Selective cell destruction and precise neurite transection in neuroblastoma cultures with pulsed ultraviolet laser microbeam irradiation: An analysis of mechanisms and transection reliability with light and scanning electron microscopy

Abstract

Ultraviolet (UV) laser pulses at 337 nm and 12 nsec were used as an effective surgical tool for the elimination of cells and the transection of cellular processes in culture. Analyses of lased neuroblastoma cells with light and scanning electron microscopy show that precise, immediate lesions of 0.5 μm to 2 μm can be produced using either of two techniques: (1) direct laser transections at energy densities above 12 μJ/μm 2; and (2) indirect transections by involving the substrate in the surgery process at energy densities ranging from 1 to 12 μJ/μm 2. The first technique uses cytoplasmic cavitations in the laser focus; the second depends on shock waves created by vaporizing substrate.
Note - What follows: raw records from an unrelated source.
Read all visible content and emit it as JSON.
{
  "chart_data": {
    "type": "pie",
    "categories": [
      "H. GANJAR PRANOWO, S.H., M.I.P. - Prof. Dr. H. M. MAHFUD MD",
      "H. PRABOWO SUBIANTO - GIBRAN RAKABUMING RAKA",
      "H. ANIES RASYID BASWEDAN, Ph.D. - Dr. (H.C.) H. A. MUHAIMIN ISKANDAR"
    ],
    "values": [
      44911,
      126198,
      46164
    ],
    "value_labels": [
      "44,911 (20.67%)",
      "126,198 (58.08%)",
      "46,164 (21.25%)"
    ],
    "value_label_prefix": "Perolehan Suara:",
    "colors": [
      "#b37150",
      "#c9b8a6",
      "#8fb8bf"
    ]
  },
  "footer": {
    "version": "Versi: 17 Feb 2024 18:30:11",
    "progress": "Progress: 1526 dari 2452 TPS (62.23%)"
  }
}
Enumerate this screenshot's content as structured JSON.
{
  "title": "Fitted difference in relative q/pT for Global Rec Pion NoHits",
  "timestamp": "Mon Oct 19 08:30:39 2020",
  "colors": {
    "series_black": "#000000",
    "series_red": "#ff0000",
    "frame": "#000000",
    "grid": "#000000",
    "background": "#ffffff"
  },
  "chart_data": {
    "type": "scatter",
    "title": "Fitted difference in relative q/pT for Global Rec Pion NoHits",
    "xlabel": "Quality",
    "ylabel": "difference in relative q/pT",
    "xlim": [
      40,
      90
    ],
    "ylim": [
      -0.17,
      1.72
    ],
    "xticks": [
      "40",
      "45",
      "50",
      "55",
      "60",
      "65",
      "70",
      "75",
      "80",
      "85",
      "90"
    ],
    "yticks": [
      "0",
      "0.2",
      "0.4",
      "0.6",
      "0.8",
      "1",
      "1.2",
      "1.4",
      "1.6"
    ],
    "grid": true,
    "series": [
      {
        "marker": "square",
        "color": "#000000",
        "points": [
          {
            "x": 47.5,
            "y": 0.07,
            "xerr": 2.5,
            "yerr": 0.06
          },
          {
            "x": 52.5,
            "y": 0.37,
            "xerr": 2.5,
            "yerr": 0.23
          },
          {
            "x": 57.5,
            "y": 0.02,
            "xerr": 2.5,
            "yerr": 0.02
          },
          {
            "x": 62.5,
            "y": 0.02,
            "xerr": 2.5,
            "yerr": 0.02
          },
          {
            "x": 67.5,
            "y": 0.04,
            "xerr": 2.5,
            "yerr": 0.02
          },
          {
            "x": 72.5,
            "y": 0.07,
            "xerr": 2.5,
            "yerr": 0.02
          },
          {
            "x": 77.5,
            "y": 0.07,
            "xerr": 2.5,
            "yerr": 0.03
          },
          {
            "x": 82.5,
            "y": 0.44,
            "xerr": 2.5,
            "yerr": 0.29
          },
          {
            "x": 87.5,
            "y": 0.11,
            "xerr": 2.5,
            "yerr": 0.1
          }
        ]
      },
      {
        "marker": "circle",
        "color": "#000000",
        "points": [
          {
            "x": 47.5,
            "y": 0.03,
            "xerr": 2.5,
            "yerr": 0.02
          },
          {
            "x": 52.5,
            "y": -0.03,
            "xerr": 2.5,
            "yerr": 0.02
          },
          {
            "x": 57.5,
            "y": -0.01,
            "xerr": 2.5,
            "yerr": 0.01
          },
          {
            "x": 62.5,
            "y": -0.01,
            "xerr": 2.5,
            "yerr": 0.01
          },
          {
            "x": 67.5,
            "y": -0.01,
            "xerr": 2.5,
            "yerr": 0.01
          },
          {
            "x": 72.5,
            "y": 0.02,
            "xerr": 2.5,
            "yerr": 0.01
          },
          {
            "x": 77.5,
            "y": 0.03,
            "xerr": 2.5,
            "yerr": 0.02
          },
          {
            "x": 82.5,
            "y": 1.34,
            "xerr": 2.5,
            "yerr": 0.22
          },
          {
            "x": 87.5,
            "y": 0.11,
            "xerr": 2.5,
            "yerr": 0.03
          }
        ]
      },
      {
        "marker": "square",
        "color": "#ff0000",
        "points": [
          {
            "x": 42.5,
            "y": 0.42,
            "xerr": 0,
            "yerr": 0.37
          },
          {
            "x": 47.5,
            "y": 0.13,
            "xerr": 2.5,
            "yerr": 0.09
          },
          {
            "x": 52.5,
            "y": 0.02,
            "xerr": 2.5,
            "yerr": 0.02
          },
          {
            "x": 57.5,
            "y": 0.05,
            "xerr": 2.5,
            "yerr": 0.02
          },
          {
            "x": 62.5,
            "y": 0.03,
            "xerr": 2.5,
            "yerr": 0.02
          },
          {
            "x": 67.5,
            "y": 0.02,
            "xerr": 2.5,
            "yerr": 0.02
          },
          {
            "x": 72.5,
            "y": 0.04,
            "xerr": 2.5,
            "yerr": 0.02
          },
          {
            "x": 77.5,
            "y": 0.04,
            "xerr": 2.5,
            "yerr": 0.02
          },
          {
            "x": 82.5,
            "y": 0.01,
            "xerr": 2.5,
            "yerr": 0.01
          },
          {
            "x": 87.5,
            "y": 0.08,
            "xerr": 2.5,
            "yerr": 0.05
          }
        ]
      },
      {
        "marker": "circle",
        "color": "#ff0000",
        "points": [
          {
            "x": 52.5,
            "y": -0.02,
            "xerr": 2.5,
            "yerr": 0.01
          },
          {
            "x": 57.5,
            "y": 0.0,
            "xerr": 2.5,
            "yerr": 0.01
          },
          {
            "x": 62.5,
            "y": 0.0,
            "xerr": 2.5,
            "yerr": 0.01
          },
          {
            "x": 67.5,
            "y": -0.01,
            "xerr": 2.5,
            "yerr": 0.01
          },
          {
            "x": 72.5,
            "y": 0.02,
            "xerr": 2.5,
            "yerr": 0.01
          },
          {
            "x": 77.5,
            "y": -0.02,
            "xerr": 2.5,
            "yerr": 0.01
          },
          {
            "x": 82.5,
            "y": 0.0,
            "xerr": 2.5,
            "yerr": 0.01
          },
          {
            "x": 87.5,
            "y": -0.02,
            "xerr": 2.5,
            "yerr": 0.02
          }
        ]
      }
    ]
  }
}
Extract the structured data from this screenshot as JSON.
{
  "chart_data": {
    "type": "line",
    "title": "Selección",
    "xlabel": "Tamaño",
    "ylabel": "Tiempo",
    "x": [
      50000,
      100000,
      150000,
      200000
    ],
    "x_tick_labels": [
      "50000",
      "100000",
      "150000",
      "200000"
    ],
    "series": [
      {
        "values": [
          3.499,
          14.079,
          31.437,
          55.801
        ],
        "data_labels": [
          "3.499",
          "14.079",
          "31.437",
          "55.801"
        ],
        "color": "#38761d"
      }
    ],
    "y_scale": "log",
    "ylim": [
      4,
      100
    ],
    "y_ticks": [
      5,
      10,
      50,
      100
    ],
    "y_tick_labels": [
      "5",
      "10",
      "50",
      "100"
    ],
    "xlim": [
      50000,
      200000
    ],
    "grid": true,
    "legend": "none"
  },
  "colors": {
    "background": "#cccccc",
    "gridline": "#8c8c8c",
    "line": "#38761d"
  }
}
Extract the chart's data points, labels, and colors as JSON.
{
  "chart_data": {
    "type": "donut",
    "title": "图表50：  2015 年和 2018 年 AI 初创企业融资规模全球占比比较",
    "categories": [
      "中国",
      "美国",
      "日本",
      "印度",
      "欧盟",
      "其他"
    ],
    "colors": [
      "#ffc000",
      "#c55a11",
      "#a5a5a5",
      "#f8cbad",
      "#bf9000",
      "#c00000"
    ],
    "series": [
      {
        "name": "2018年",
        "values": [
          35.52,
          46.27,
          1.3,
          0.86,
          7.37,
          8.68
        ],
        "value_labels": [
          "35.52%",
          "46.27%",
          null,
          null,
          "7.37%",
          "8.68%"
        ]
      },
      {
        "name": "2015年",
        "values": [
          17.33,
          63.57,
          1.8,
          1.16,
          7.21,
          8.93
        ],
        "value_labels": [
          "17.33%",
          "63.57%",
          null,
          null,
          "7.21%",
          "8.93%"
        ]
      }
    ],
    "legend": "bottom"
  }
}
Damage thresholds have been established for commonly used tissue culture materials and for unpigmented cytoplasm. Thresholds for all plastics tested lie below that of unpigmented cytoplasm making the direct transection technique inapplicable because of the formation of large, destructive shock waves. A reduction of energy densities to the damage thresholds of specific substrate materials allows the production of minute shock waves that create the highly localized damage required for reliable, precise and non-lethal cell surgery in culture.